COULD ANYONE PLEASE ANSWER ME FOR I DON'T UNDERSTAND WHY SHOULDN'T WE CONSIDER mgsin(angle) and friction AS WELL?

At the top of a slope, a trolley(mass:20kg) is released from rest and slides down freely along the slope (the runway is 25m long and makes an angle of 15 degrees with the horizontal, the frictional force is 20N).
1. Find the acceleration of the trolley.(1.59)
2. Find the speed of the trolley when it is half way down the slope.(6.3)

Then, a person catches the trolley when it is half way down the slope and makes it stop at the foot of the slope. What is the AVERAGE PULLING FORCE?
v=0,u=6.3,s=12.5
Since v^2-u^2=2as,
a= -1.59
Average pulling force=20(1.59)=31.8
I DON''T UNDERSTAND WHY WE NEEDN'T HAVE
Net force = ma --> Pulling force-mgsin15+f=20(-1.59)

THANK YOU VERY MUCH!!!

2. Apr 16, 2004

### jdavel

kutlau,

It looks to me as though you're confused on a few points.

I think you need to consder friction in your calculation for the speed the trolley is going when it's halfway down the ramp (the part where no one is pulling) Edit: On second look, it seems you're doing this correctly.

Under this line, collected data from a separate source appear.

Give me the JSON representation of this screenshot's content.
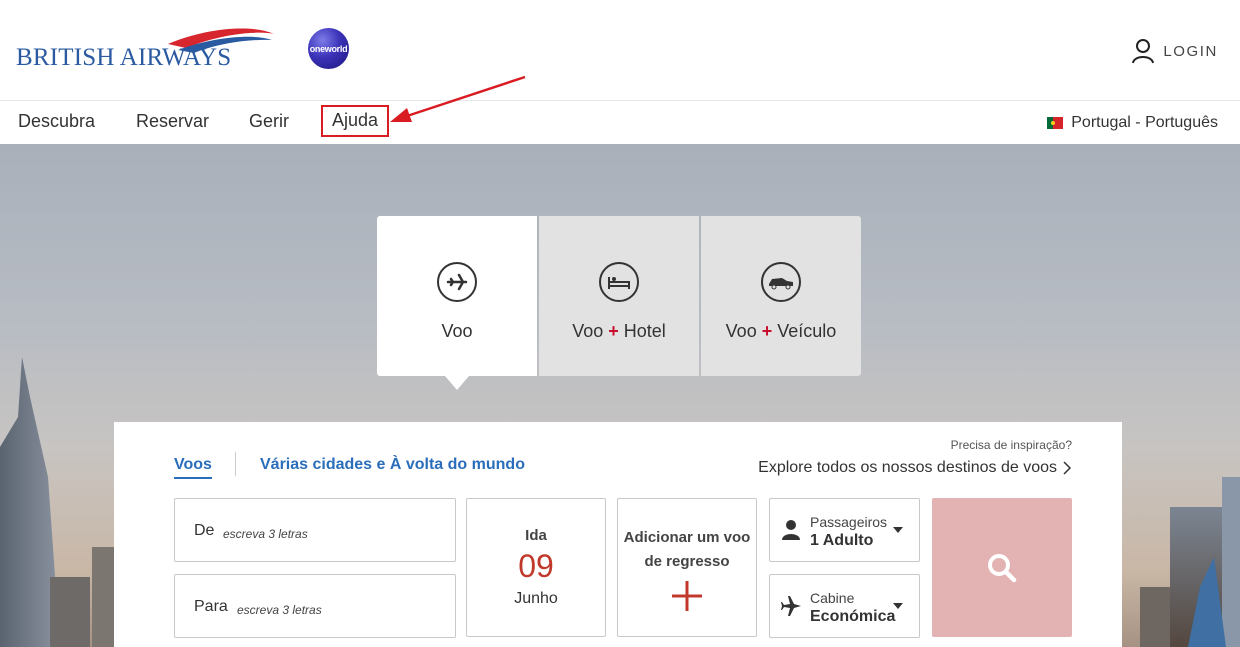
{
  "header": {
    "brand": "BRITISH AIRWAYS",
    "alliance": "oneworld",
    "login_label": "LOGIN"
  },
  "nav": {
    "items": [
      {
        "label": "Descubra"
      },
      {
        "label": "Reservar"
      },
      {
        "label": "Gerir"
      },
      {
        "label": "Ajuda"
      }
    ],
    "locale": "Portugal - Português"
  },
  "product_tabs": [
    {
      "label": "Voo",
      "icon": "plane-icon",
      "active": true
    },
    {
      "label_a": "Voo",
      "plus": "+",
      "label_b": "Hotel",
      "icon": "bed-icon"
    },
    {
      "label_a": "Voo",
      "plus": "+",
      "label_b": "Veículo",
      "icon": "car-icon"
    }
  ],
  "booking": {
    "sub_tabs": [
      "Voos",
      "Várias cidades e À volta do mundo"
    ],
    "inspiration_prompt": "Precisa de inspiração?",
    "explore_link": "Explore todos os nossos destinos de voos",
    "from": {
      "label": "De",
      "placeholder": "escreva 3 letras"
    },
    "to": {
      "label": "Para",
      "placeholder": "escreva 3 letras"
    },
    "departure": {
      "label": "Ida",
      "day": "09",
      "month": "Junho"
    },
    "return": {
      "label": "Adicionar um voo de regresso",
      "icon": "plus-icon"
    },
    "passengers": {
      "label": "Passageiros",
      "value": "1 Adulto"
    },
    "cabin": {
      "label": "Cabine",
      "value": "Económica"
    },
    "search": {
      "icon": "search-icon"
    }
  },
  "colors": {
    "brand_blue": "#2a5aa0",
    "accent_red": "#c8102e",
    "link_blue": "#2a6ebb",
    "search_button": "#e3b3b3",
    "annotation_red": "#d81c22"
  }
}
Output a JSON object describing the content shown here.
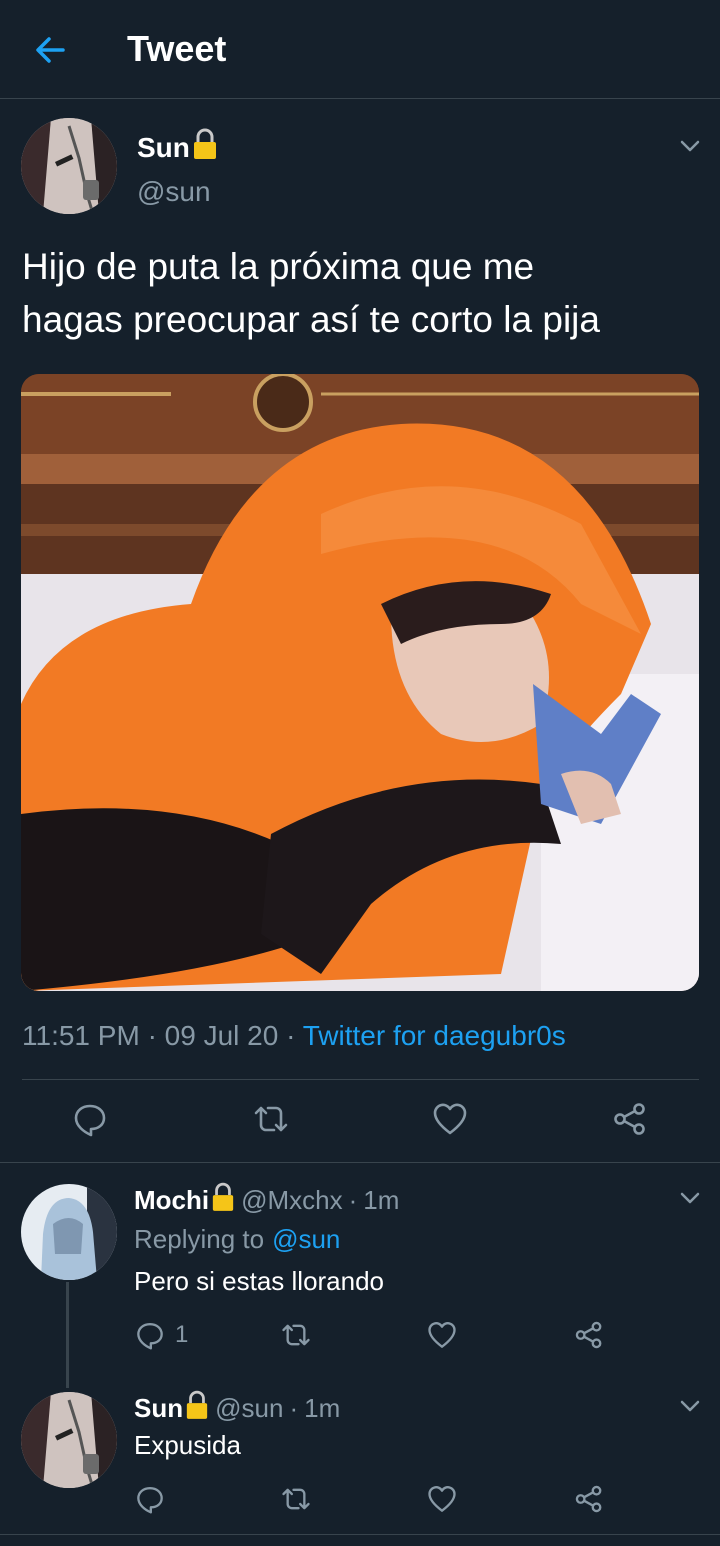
{
  "header": {
    "title": "Tweet"
  },
  "tweet": {
    "author_name": "Sun",
    "author_handle": "@sun",
    "text_line1": "Hijo de puta la próxima que me",
    "text_line2": "hagas preocupar así te corto la pija",
    "time": "11:51 PM",
    "date": "09 Jul 20",
    "source": "Twitter for daegubr0s",
    "sep": "·"
  },
  "replies": [
    {
      "name": "Mochi",
      "handle": "@Mxchx",
      "time": "1m",
      "replying_prefix": "Replying to",
      "replying_to": "@sun",
      "text": "Pero si estas llorando",
      "reply_count": "1"
    },
    {
      "name": "Sun",
      "handle": "@sun",
      "time": "1m",
      "text": "Expusida"
    }
  ],
  "icons": {
    "back": "arrow-left-icon",
    "lock": "lock-icon",
    "chevron": "chevron-down-icon",
    "reply": "reply-icon",
    "retweet": "retweet-icon",
    "like": "heart-icon",
    "share": "share-icon"
  },
  "colors": {
    "background": "#15202b",
    "accent": "#1da1f2",
    "muted": "#8899a6",
    "border": "#38444d",
    "lock": "#f5c518"
  }
}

I'm pretty sure your'e supposed to assume that the person pulls parallel to the ramp. So do you need that sin(15) factor?

Last edited: Apr 16, 2004
3. Apr 16, 2004

### Staff: Mentor

Makes sense to me!

Of course you should.
Right. (Using a value of g = 10 m/s^2.)
Right.
Right. Acceleration is equal in magnitude, but now points up the slope. (The sign convention you are using is down = positive.)
This is the average net force on the trolley, not the pulling force of the person.
Assuming that by "pulling force" they mean the average force exerted by the person (parallel to the slope), then you are on the right track but made an error in sign. The pulling force (F) and the friction both point up the slope:
-F +mgsin(15) -20 = ma = 20(-1.59), so
F = mgsin(15) -20 +20(1.59) = 63.6 N up the slope
This makes sense. As it rolls down, there is a net force of 31.8N down the slope, so to make it stop with the same acceleration (but negative) you have to have a net force of 31.8N up the slope. Which means you have to push up with a force of 63.6N.

4. Apr 18, 2004

### kurtlau

thank you very much